There are over 1,000 new apps created every day. But the market is hungry for more. In 2020, over 592 million apps were downloaded on a daily basis. Plus, the average American spends more time on their phone than they do watching television.
Those stats are astounding and prove that apps are now part of our daily lives.
Apps are amazing… when done correctly.
The problem is that most mobile apps suck.
They’re confusing, redundant, annoying, and a waste of time.
This is why most apps get deleted within seven days of being downloaded.
Will your app suffer the same fate?
In this post, we’ll cover the best practices for developing mobile apps from a UX perspective. These are the practices that most designers obviously aren’t employing, but if you do, you’ll achieve the ever-illusive app stickiness.
Want to create the best mobile UX design ever? Keep reading.
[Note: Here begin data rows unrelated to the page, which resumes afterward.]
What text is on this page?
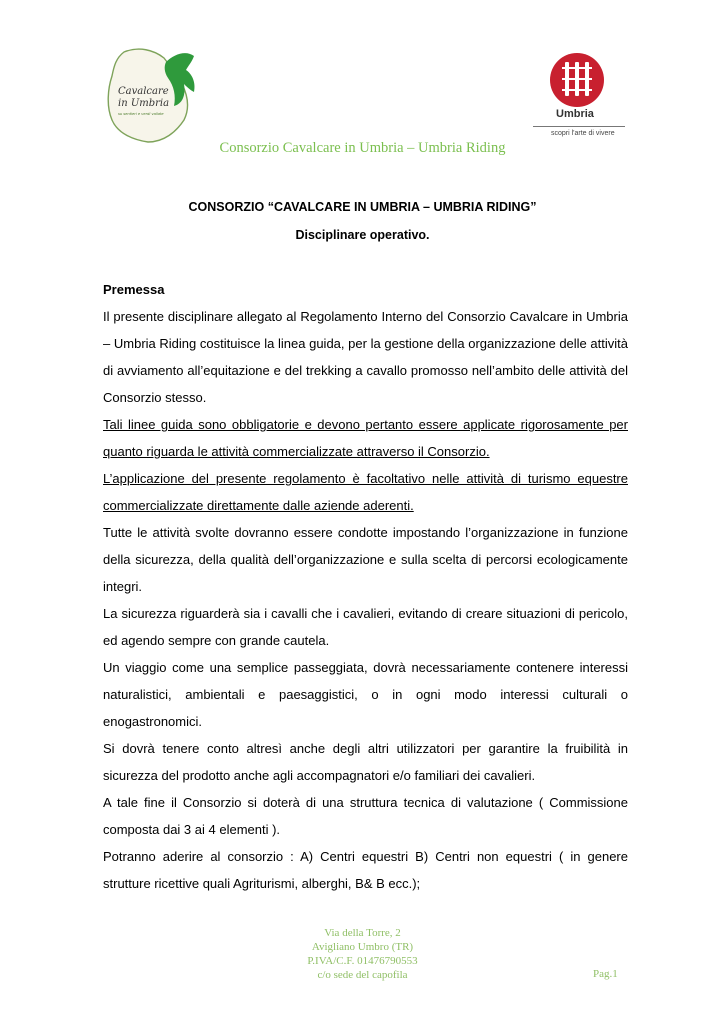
Cavalcare
in Umbria
su sentieri e verdi vallate	Umbria
scopri l'arte di vivere
Consorzio Cavalcare in Umbria – Umbria Riding
CONSORZIO “CAVALCARE IN UMBRIA – UMBRIA RIDING”
Disciplinare operativo.

Premessa

Il presente disciplinare allegato al Regolamento Interno del Consorzio Cavalcare in Umbria – Umbria Riding costituisce la linea guida, per la gestione della organizzazione delle attività di avviamento all’equitazione e del trekking a cavallo promosso nell’ambito delle attività del Consorzio stesso.

Tali linee guida sono obbligatorie e devono pertanto essere applicate rigorosamente per quanto riguarda le attività commercializzate attraverso il Consorzio.

L’applicazione del presente regolamento è facoltativo nelle attività di turismo equestre commercializzate direttamente dalle aziende aderenti.

Tutte le attività svolte dovranno essere condotte impostando l’organizzazione in funzione della sicurezza, della qualità dell’organizzazione e sulla scelta di percorsi ecologicamente integri.

La sicurezza riguarderà sia i cavalli che i cavalieri, evitando di creare situazioni di pericolo, ed agendo sempre con grande cautela.

Un viaggio come una semplice passeggiata, dovrà necessariamente contenere interessi naturalistici, ambientali e paesaggistici, o in ogni modo interessi culturali o enogastronomici.

Si dovrà tenere conto altresì anche degli altri utilizzatori per garantire la fruibilità in sicurezza del prodotto anche agli accompagnatori e/o familiari dei cavalieri.

A tale fine il Consorzio si doterà di una struttura tecnica di valutazione ( Commissione composta dai 3 ai 4 elementi ).

Potranno aderire al consorzio : A) Centri equestri B) Centri non equestri ( in genere strutture ricettive quali Agriturismi, alberghi, B& B ecc.);

Via della Torre, 2
Avigliano Umbro (TR)
P.IVA/C.F. 01476790553
c/o sede del capofila	Pag.1
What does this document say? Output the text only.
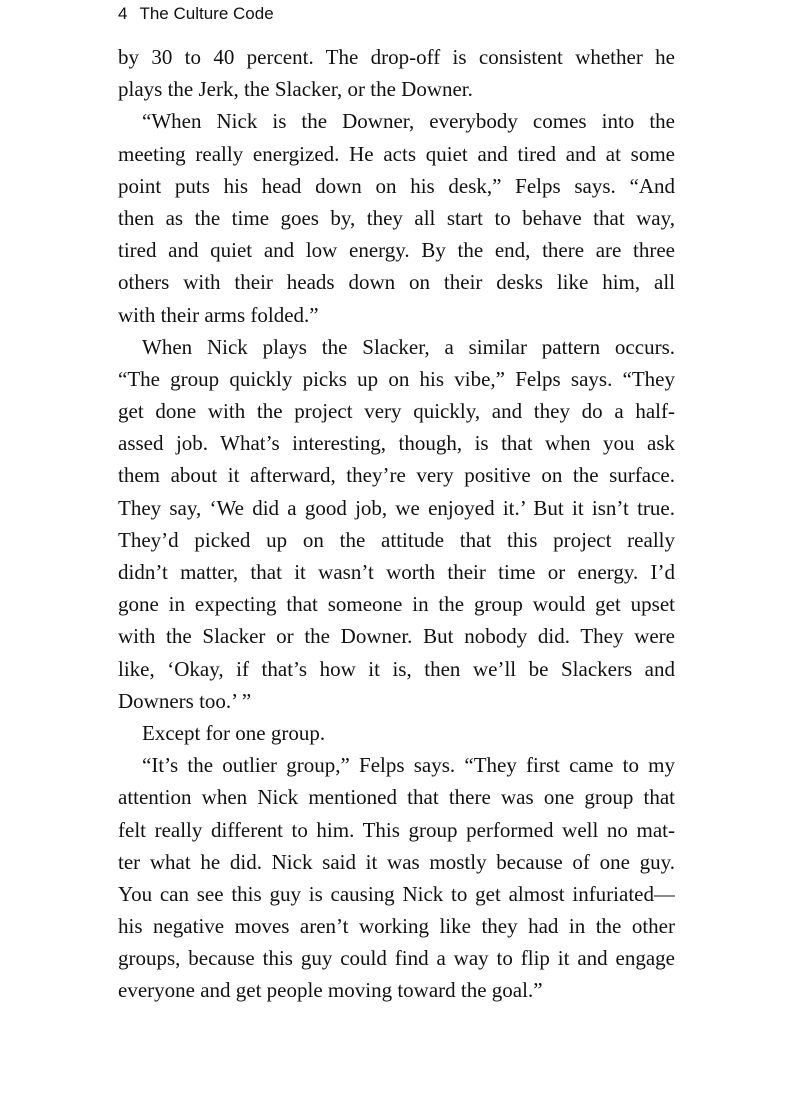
4 The Culture Code
by 30 to 40 percent. The drop-off is consistent whether he
plays the Jerk, the Slacker, or the Downer.
“When Nick is the Downer, everybody comes into the
meeting really energized. He acts quiet and tired and at some
point puts his head down on his desk,” Felps says. “And
then as the time goes by, they all start to behave that way,
tired and quiet and low energy. By the end, there are three
others with their heads down on their desks like him, all
with their arms folded.”
When Nick plays the Slacker, a similar pattern occurs.
“The group quickly picks up on his vibe,” Felps says. “They
get done with the project very quickly, and they do a half-
assed job. What’s interesting, though, is that when you ask
them about it afterward, they’re very positive on the surface.
They say, ‘We did a good job, we enjoyed it.’ But it isn’t true.
They’d picked up on the attitude that this project really
didn’t matter, that it wasn’t worth their time or energy. I’d
gone in expecting that someone in the group would get upset
with the Slacker or the Downer. But nobody did. They were
like, ‘Okay, if that’s how it is, then we’ll be Slackers and
Downers too.’ ”
Except for one group.
“It’s the outlier group,” Felps says. “They first came to my
attention when Nick mentioned that there was one group that
felt really different to him. This group performed well no mat-
ter what he did. Nick said it was mostly because of one guy.
You can see this guy is causing Nick to get almost infuriated—
his negative moves aren’t working like they had in the other
groups, because this guy could find a way to flip it and engage
everyone and get people moving toward the goal.”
1. Be Consistent in Your Mobile UX Design
Consistency is the most important element to creating a user-friendly design. Once you introduce an element to your user, they begin to associate it with a specific action. The last thing you want to do is switch up those colors, calls to action, or controls, because it confuses the user. Choose specific jobs for each design element and keep them the same throughout your app.
You should also be consistent between your mobile experience and your website, if the user is meant to experience both.
2. Make It Easy to Use
If given the choice between impressive and easy, your user will always prefer easy. Don’t try to wow the user with fancy design. Instead, focus on creating an experience that’s easy to use.
3. Don’t Reinvent the Wheel
Most likely, your user will have some experience with using mobile apps. Instead of trying to teach your user how to operate a completely new app, rely on the familiar. Incorporate similar design experiences in your app so your user already knows what to expect.
Instead of inventing completely new experiences, look for ways to streamline common workflows.
4. Be Predictable
Predictability is good in mobile UX design. It goes hand in hand with intuitiveness. If your user can predict what will happen as a result of an action, they’ll become more confident and comfortable while using your app.
5. Avoid Making the User Think
Can apps truly be intuitive? Not really. None of us are born with the innate ability to upload TikToks or post snarky messages on Twitter.
However, you can make an app feel intuitive by reducing how much you ask the user to think. If the user simply “gets” your app because it makes sense, it will feel intuitive.
6. Show Large Text
You’re working with a small screen. Your text shouldn’t be small as well. Make your text larger to ensure readability.
7. Avoid Redundancy in Forms
Are you asking the user to input the same information over and over again? Why not store that information and then autocomplete it when needed? This reduces the strain that you put on your user so that they only need to add new information as required.
8. Validate Field Values Immediately
Don’t wait until the user gets to the end of the form before you notify them of an error. Instead, mark incorrect or incomplete values immediately so that your user knows exactly what you need from them.
9. Reduce Clutter in Your Mobile UX Design
Cognitive overload happens when we’re asked to do too much. You’ll reduce cognitive overload and improve usability by reducing clutter. Get rid of any element (including content) in your app that doesn’t bring immediate value to your user.
10. Take It One Step at a Time
Instead of asking your user to do too many things at once, create a step by step workflow. This way, the user is only required to do one task at a time. This makes it easier for your user to navigate your mobile app, and to follow through on the desired course of action.
11. Customize the Keyboard
The keyboard should always match the required text.
For example, if you’re asking the user to input numbers, the keyboard should magically change to a numeric keyboard.
12. Help Your User Navigate Your App
Sprinkle helpful tips throughout the app for guidance, especially at potentially-confusing areas. If you know the user is likely to get hung up at a step, include a helpful note. Not sure where users may get confused? Check out your most frequently asked questions and support tickets to spot trouble areas.
13. Create Tap-able Mobile UX Design Controls
Design with the human thumb in mind. While some use their index finger, the size of your controls should accommodate the average thumb. Design controls with large touch areas, at least 10 mm in size.
Designing for mobile devices is no longer optional. Use the above tips to create a satisfying user experience online as well as over mobile devices.